The Curious Case of Silver Elite
LLM sentences sometimes go off the rails.
On Youtube, creator Meredith Novaco posted a video dissecting Silver Elite by Dani Francis, a book that’s caused a stir in the weird little corner of the internet known as “BookTok” — a nickname that suggests a broader reading community, but IRL, IMO, BookTok mostly revolves around romantasy (fantasy novels that follow romance-genre plot rules).
That’s probably more detail than you wanted already. But oh, there’s more.
Novaco suspects that Del Rey Books, an imprint of Penguin Random House, may have conjured an author and prompted a large language model (LLM) to write a novel based on elements from Suzanne Collins’s The Hunger Games (you’ve heard of it; the series sold over 100 million copies and counting), and Rebecca Yarros’s Fourth Wing (a 2023 viral hit that sold 2.7 million copies upon release).
Her theory: Del Rey allegedly told a team of staffers to prompt an LLM over and over until they had something publishable. (Allegedly! Don’t sue us, Del Rey.) The team may have fed those two blockbuster titles into the model; the resulting similarities in plot, character names, and key events are simply too on the nose.
On top of this, Novaco points out, “Dani Francis” appears to be a ghost from the machine—no photos, no social media presence, no public appearances, not even a LinkedIn page. To say that’s unusual for a viral BookTok author is like saying the Library of Alexandria was a decent little book nook.
These points alone would’ve won me over to Novaco’s theory. But what truly sealed the bindings was her sentence analysis—the way she shows where LLMs lose the plot. Predictive text can lead a language model’s sentences down a primrose path that ends in brambles. If you know what to look for, Novaco insists, you can spot AI-crafted fiction a mile away.

Prediction, Not Creation
I’m human. When I write, I’m thinking. Sometimes I think for a long time—and like most writers, the blinking cursor mocks me.
When an AI writes, it’s predicting. It never suffers the curse of the blank page or that damn flashing vertical line.
ChatGPT, Gemini, Claude—these models aren’t brainstorming or reminiscing or deciding what sounds good out loud. They’re guessing the next most probable word based on all the words that came before. They’ve read billions of examples of human writing. We’re quite predictable, it turns out.
So, like a squirrel racing up a tree, an LLM follows branches—word after word after word—until the squirrel finds himself with a complete sentence. And then it jumps onto the next one, forgetting all about that spent branch.

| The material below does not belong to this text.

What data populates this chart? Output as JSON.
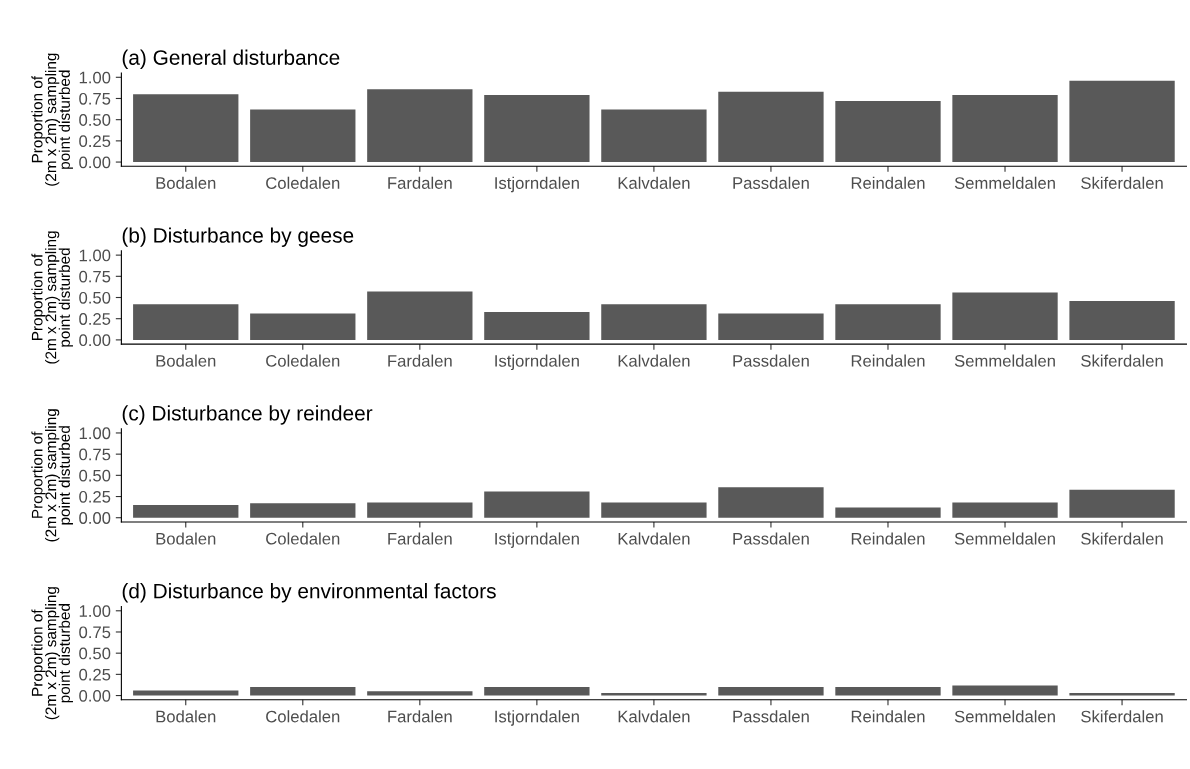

You’ve already seen this at work in your phone’s predictive text. Type “I went to the store to buy…” and the model runs through millions of possibilities: milk, groceries, a gun, some peace and quiet. Each has a probability score. The algorithm selects the word that statistically fits best, given the patterns it’s learned.
It’s not “thinking.” It’s two maths in a trench coat pretending to be a muse.
The Sentence-Structure Tell
Novaco makes points I hadn’t heard anyone articulate before. I’ve worked with ChatGPT for over a year, and my experience taught me it’s a terrible fiction writer (for now). Its sentences manage to be both strange and banal at the same time. The absence of a body—of sensory experience—is painfully obvious.
She shows how these sentences can take a “weird turn”: grammatically correct, sensorially absurd.
For instance:
“The cell is painted a dull shade of gray that hurts my eyes.”
Dull shades don’t hurt our eyes. Neon ones, sure. Dull ones? Not so much. And while millennial gray might make our eyes roll, it doesn’t sting them.
Another example:
“Our quiet footsteps echo off the concrete walls, muffled by the linoleum floor.”
Setting aside the choice to reference linoleum in a fantasy novel (what?), the physics are all wrong. An LLM hasn’t walked a cold, echoing hallway. It doesn’t know that quiet footsteps don’t echo—by their very nature—and that linoleum muffles nothing. Grammatically, the sentence is fine. Functionally, it’s nonsense.
LLMs are trained to avoid syntactic risk. Their default is the safest, most probable way to arrange information. But when humans write, we build images that reflect emotion and follow the folklore of human physics.
The Human Sense
Novaco’s video fed my soul. Psycholinguistic analysis is exactly the right way to root out AI writing. She highlighted passages that felt human—then contrasted them with stretches of unmistakable AI slop.
For those of us who’ve been working closely with LLMs, it was exhilarating to see someone break down, line by line, what rushed, AI-assisted fiction looks like.
Because the sentence tells the story—and when the sentence rings false, it’s not the plot that gives the AI away. It’s the empty echoes of its uncanny literary valley.